One extra choice available is that for the adhesive footprint of the thrombus on the wall to which it attaches: given a seeded location (where a few platelets are adherent, a computational-model replacement of the use of iontophoretic application of ADP to initiate thrombosis), should any activated platelet be allowed to attach anywhere it comes sufficiently close to the wall surface downstream? Or should a geometrically defined patch on the wall limit the extent where that may happen? Our simulations reported here cover these two cases. A range of choice of footprint rules for the computation may be needed to represent adequately typical different causes of thrombus formation, such as highly localized vascular injury, or fissures at atherosclerotic plaque caps, or flow over manufactured surfaces as in needles or over artificial-organ components. Even within one footprint type, there can be an effect of the relative locations of the small number of seed platelets present at the beginning, which also has been explored somewhat.
Results
The simulation predicts thrombi growth with shapes and patterns similar to those observed experimentally. Fig. 1 shows one frame from the results of Begent and Born (1) and a pair of frames from a simulation of such a thrombus growth (see also Movie 1, which is published as supporting information on the PNAS web site). There is an early, brief (up to ≈3 s) phase of rapid growth, which would not have been detected in Begent and Born's experiments because of the difficulty of seeing distinctly a mural grouping of so few platelets, followed by a slower yet exponential rate of growth.
Thrombi initiated under the same flow conditions may have a varied small-growth time, but have major growth at an exponential rate that has no set relation to variation in the small-growth time, and embolization of part of a thrombus can readily resolved in the computation even for thrombi as small as 10 platelets.
The number of platelets accumulated in a thrombus for replicate computing runs at one flow velocity is shown in Fig. 2a. The lines correlating each run in the exponential-growth phase have closely similar slopes, and the time taken to that phase from the initiation of flow varies somewhat. This result is similar to that reported by Begent and Born (1), except that they had no way for observing the variation of the short initial phase because the number of platelets adhering to the wall then was too small, being below the resolving power of their microscope, nor did they run a number of replicate runs at each flow rate to determine statistics of the variability of the growth-rate factor as a function of blood flow rate. The slope of the exponential growth for the model was calculated as a mean and standard variation from the replicate runs.
The model used provides for flow-structure interaction, as illustrated in Fig. 2b. Fig. 2b displays, in 3D at one instant in time, some flow lines computed at locations lying closely over a thrombus in an early stage of its growth. The streamlines, of which a small number are displayed, have clearly adapted to the local obstruction to flow presented by the thrombus and make their way around it. This process continues as more and more platelets aggregate into the thrombus.

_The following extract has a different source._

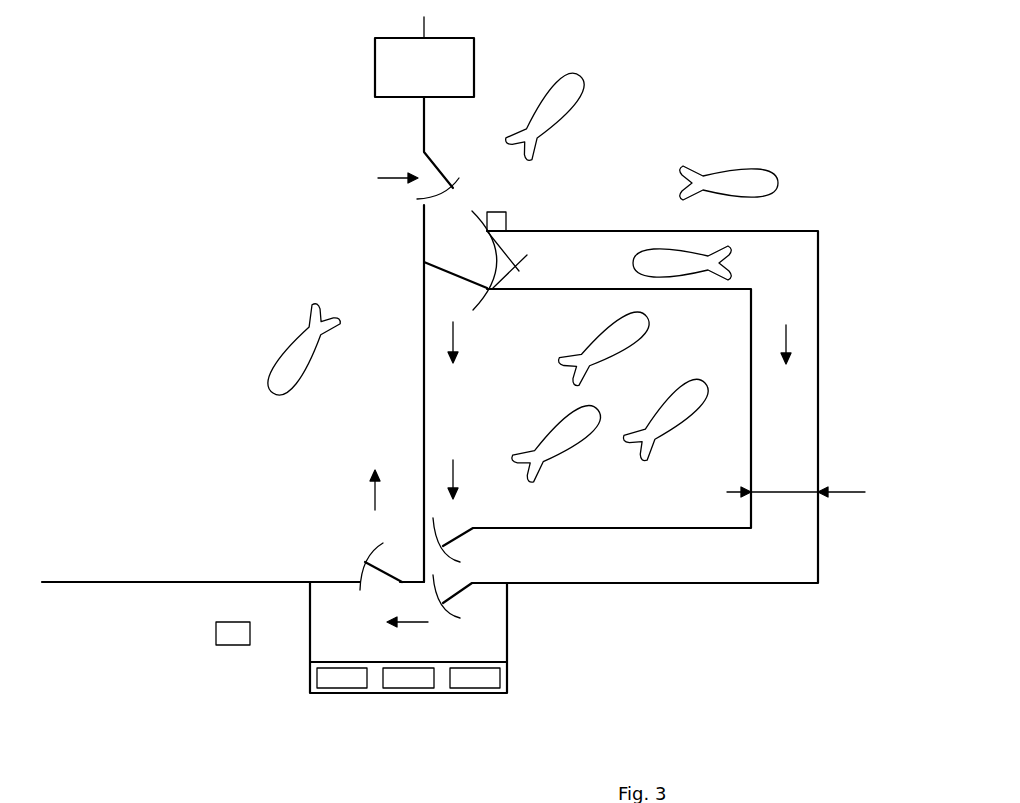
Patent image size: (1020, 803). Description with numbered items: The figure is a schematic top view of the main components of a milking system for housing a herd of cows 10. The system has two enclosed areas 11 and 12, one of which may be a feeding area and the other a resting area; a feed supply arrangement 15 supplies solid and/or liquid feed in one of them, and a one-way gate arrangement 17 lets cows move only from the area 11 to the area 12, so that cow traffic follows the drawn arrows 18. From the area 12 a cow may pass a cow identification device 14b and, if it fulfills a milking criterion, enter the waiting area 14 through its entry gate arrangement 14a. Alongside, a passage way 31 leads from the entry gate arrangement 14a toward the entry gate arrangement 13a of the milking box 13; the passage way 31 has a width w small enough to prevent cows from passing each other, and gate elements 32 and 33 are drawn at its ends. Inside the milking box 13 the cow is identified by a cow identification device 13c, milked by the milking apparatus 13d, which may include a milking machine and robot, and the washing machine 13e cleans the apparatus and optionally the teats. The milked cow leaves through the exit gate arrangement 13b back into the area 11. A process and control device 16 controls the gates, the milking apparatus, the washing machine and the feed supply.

Thrombi initiated at other flow rates also have their major phase of growth exponential in time, and the growth-rate coefficient has a maximum as a function of flow rate. We note that the growth-rate coefficient, which can be deduced from using a natural-logarithm scale for the vertical axis in the right-hand graph in figure 7 of ref. 1, does not fall within the range of those listed in figure 5 of the same paper but is somewhat below the lowest value in that figure 5, pointing to a scaling-factor error in the vertical axis of the latter as confirmed by Begent and Born; however, we lack the original data to be able to perform a more accurate comparison.
Investigation of thrombus growth was repeated for a number of different flow rates in the vessel. Qualitatively similar results were obtained. Values of the slope of the exponential growth are shown as a function of the vessel flow rate in Fig. 3a. Broadly similar to the results from Begent and Born, it was found the exponential growth rate initially rose with flow rate, but there was a peak and for higher blood flow rates the growth rate fell. This is an effect of the activation delay time; at higher flow rates, more of the activated platelets escape capture into the primary thrombus. Some runs were computed at a flow rate >500 μm/s with zero activation time to check this peak and to verify that lower growth rates were not simply caused by accumulation of the effects of repeated embolization of portions of the growing thrombus. If the wall downstream is readily adhesive to activated platelets, one typically sees a secondary thrombus develop there. Indeed, after some growth, secondary thrombi can grow with a higher capture effectiveness there than at the leading thrombus.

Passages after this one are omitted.